Our experiences building the RAPID-19 Repository highlight key principles the scientific community should consider in the study of any pediatric condition or population.

First, as a research community, we must build consensus on the importance of sharing pediatric data and apply multi-institutional approaches as the default design. Research infrastructures and networks must implement contemporary informatics methodologies that support systematic computational approaches across research entities. At a minimum, all data should be FAIR: Findable, Accessible, Interoperable, and Reusable.5 Whenever possible, new studies should deploy standard definitions that have been established for many pediatric specialties, such as the Pediatric Terminology sets developed by the National Institute of Child Health and Human Development.6 Further, harmonized approaches to structuring datasets are also essential to data sharing and reuse, including common formats and representations (e.g., terminologies and coding schemes). Pediatric observational studies need to use existing data models, such as the Observational Medical Outcomes Partnership, the i2b2 framework, or the PCORNet Common Data Model to support transformation to a shared format amenable to reproducible analyses.

Second, pediatric studies must be developed with data sharing and combined analyses in mind, even if a prospective network is not possible or all relevant collaborations are not yet established at the outset of a study. Specifically, collaborative work must be considered in the study organization, design, and documentation to enable future partnerships. This includes using informed consent documents that specify sharing of de-identified patient information with external collaborators and allow secondary data use beyond primary research questions.7 Data use agreements for registries and other multi-institutional studies should be written to allow for additional sharing and research analyses outside of the original study, building in measures for embargo periods, country-specific laws for protection of personal and medical information, and appropriate authorship attributions. Study governance must also allow for flexibility to enable onboarding of new co-investigators and expansion of study infrastructure and oversight.

Third, participation in collaborative studies should be incentivized. This can be achieved, for example, by providing access to integrated datasets for approved investigators and by offering authorship opportunities, such as group authorship by default for all data contributors. Study committees and working groups should include representation across sites and networks, including steering committees governing policies and procedures for research activities. More broadly, academic institutions need to recognize data sharing and input to patient-level datasets as an important contribution to the research enterprise and endorse these, for example, in promotion and tenure criteria.8 Finally, resources for data sharing need to be built into grants and institutional research infrastructure to make them feasible and sustainable.

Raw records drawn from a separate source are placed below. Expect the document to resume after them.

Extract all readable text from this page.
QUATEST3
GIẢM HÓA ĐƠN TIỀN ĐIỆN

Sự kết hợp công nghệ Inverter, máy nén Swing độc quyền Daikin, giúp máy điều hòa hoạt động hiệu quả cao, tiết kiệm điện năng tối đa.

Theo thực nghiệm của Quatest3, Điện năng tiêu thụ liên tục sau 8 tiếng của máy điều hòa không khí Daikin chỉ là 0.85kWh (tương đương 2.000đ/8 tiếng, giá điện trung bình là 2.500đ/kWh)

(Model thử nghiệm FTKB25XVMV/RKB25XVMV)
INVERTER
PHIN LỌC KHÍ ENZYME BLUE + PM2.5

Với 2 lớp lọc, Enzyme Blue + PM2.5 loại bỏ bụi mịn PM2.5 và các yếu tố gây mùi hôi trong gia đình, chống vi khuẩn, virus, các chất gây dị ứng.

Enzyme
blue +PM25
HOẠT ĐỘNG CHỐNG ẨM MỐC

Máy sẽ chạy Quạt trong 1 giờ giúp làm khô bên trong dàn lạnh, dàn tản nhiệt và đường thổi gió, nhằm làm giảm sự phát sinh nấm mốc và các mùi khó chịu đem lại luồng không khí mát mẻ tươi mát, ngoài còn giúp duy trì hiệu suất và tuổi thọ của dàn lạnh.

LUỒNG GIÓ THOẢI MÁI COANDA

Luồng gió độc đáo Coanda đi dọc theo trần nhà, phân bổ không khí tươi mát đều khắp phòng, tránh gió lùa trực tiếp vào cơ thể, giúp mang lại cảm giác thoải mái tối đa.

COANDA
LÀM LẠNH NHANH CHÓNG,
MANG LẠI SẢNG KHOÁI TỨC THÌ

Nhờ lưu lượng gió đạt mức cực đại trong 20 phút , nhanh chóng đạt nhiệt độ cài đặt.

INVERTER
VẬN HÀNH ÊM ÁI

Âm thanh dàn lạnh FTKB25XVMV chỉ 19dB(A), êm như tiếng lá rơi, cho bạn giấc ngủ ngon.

The COVID-19 pandemic has highlighted the fragmentation of pediatric research. Ideally, research involves prospective formation of multi-institutional networks, but absent such infrastructure, it is essential that pediatric data be collected with the potential for collaboration and reuse. The principles suggested in this Commentary are being applied already in other scientific domains, placing pediatric research at risk of being left behind. Insights gained from the pandemic should serve as a stimulus to advance pediatric research programs involving other conditions as well and pave the way for routine use of coordinated approaches and application of sophisticated methodologies for efficient and scalable data integration.